Acapkali Herni mencacah papaya dan meletakkan di pematang. Alih-alih makan padi, tikus akan makan makanan yang telah disediakan itu.
“Kalau saya rasakan, tikus juga tahu kok, kalau kita memperhatikannya sehingga mereka tidak merusak,” kata Herni.
Mengusir tikus juga bisa dilakukan dengan menanam tanaman beraroma menyengat, seperti serai dan dlingo bengle. Tikus tak suka aroma itu, lalu pergi.
“Dan itu sungguh-sungguh terjadi. Orang-orang di dusun ini tahu persis. Sini habis, tapi tempat saya hanya dimakan sebagian, disisain banyak.
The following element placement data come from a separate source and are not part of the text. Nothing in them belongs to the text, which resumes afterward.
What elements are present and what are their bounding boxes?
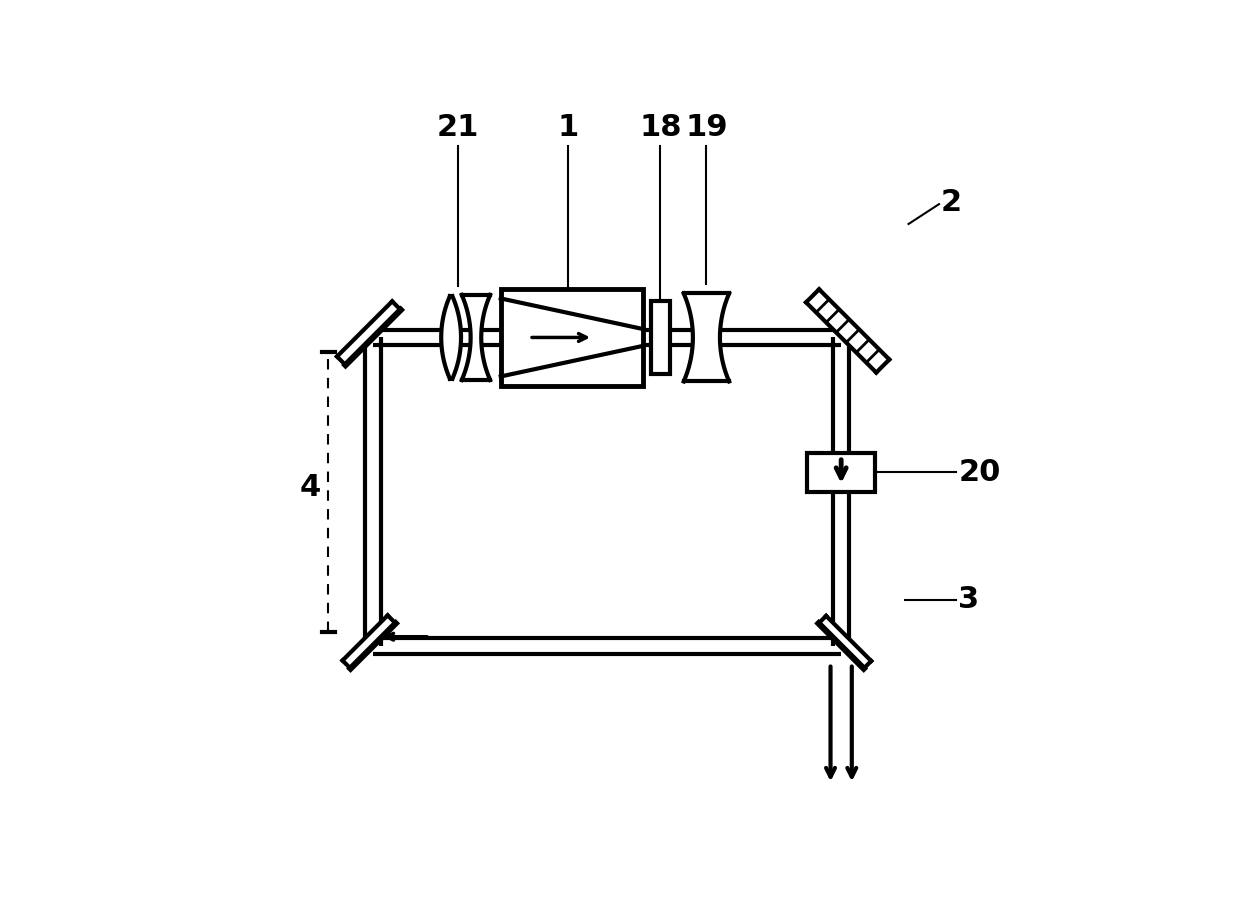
Bar bbox=[501, 289, 642, 386]
Text: 21: 21 bbox=[436, 113, 480, 143]
Text: 19: 19 bbox=[686, 113, 728, 143]
Bar bbox=[807, 453, 875, 492]
Text: 1: 1 bbox=[558, 113, 579, 143]
Text: 4: 4 bbox=[300, 473, 321, 502]
Text: 3: 3 bbox=[959, 586, 980, 614]
Text: 20: 20 bbox=[959, 458, 1001, 486]
Bar bbox=[651, 300, 670, 374]
Polygon shape bbox=[337, 301, 401, 365]
Text: 18: 18 bbox=[639, 113, 682, 143]
Polygon shape bbox=[342, 615, 396, 669]
Text: 2: 2 bbox=[940, 188, 961, 217]
Polygon shape bbox=[806, 289, 889, 373]
Polygon shape bbox=[818, 616, 872, 669]
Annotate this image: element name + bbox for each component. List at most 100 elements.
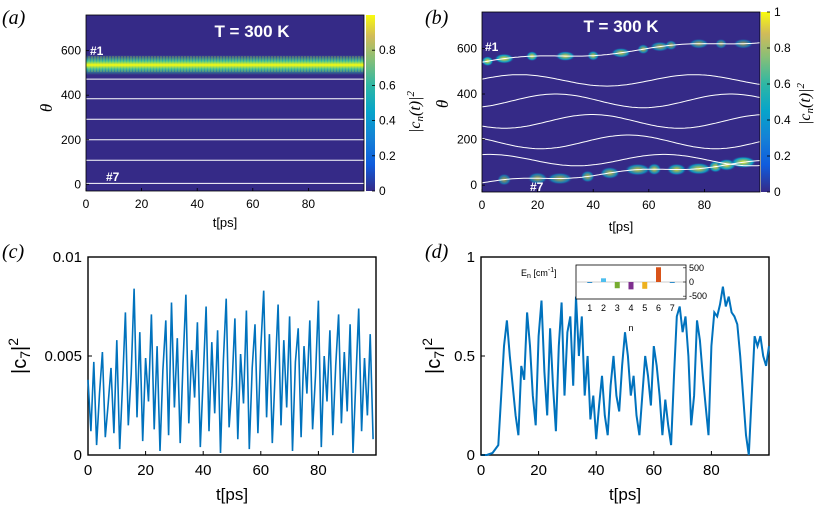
heatmap-a-xticks: 0 20 40 60 80 (83, 188, 315, 211)
colorbar-a-tick-label: 0 (379, 184, 386, 198)
inset-bar (587, 282, 593, 283)
inset-ytick-label: 500 (689, 263, 704, 273)
colorbar-b-tick-label: 1 (774, 5, 781, 19)
inset-xtick-label: 7 (670, 303, 675, 313)
heatmap-b-ytick-label: 200 (457, 133, 477, 147)
plot-c-xtick-label: 40 (195, 462, 212, 479)
heatmap-b-xtick-label: 80 (698, 198, 712, 212)
plot-c-ytick-label: 0 (74, 447, 82, 464)
heatmap-b-trajectory (481, 42, 761, 63)
plot-c-ylabel: |c7|2 (5, 338, 33, 374)
colorbar-a (366, 15, 375, 191)
heatmap-b-xtick-label: 20 (531, 198, 545, 212)
heatmap-b-yticks: 0 200 400 600 (457, 41, 485, 192)
plot-d-xticks: 0 20 40 60 80 (477, 451, 720, 479)
heatmap-a-band-texture (85, 56, 363, 73)
plot-d-xtick-label: 20 (530, 462, 547, 479)
inset-ytick-label: 0 (689, 277, 694, 287)
plot-c-yticks: 0 0.005 0.01 (44, 249, 92, 464)
heatmap-a-ytick-label: 600 (61, 44, 81, 58)
plot-d-ytick-label: 0 (467, 447, 475, 464)
colorbar-a-ticks: 0 0.2 0.4 0.6 0.8 (372, 43, 396, 198)
heatmap-b-xlabel: t[ps] (609, 219, 634, 234)
heatmap-a-area (86, 15, 364, 191)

Itu pengalaman yang sukses,” kenang Herni.
Persoalannya, pestisida yang dianjurkan pemerintah bersifat membunuh karena produk kimia yang mengandung unsur racun. Sementara yang dipraktikkan dalam pertanian lestari adalah mengendalikan hama, bukan membunuhnya.
Praktik meracun tikus pernah dilakukan sejumlah petani saat hama tikus merajalela. Bukannya berhenti, ulah tikus makin ganas hingga menyerang petak-petak sawah lainnya. Panen padi pun banyak yang gagal.
“Kalau satu dimatikan, teman-temannya juga akan merusak,” terang Herni.
Kesibukan yang menyita banyak waktu itu membuatnya harus memilih mundur sebagai guru pada 1998. Ia mempraktikkan ilmu pertanian lestari itu di lahan sawahnya. Perlahan ia mengajak para petani yang dikenalnya, baik laki-laki, perempuan, dan anak-anak muda untuk berkumpul.
“Sekaligus menularkan ilmu pertanian lestari kepada petani-petani lainnya. Apalagi yang punya niat untuk ikut memperhatikan lingkungan. Terutama untuk lahan pertanian yang sudah rusak,” kata Herni.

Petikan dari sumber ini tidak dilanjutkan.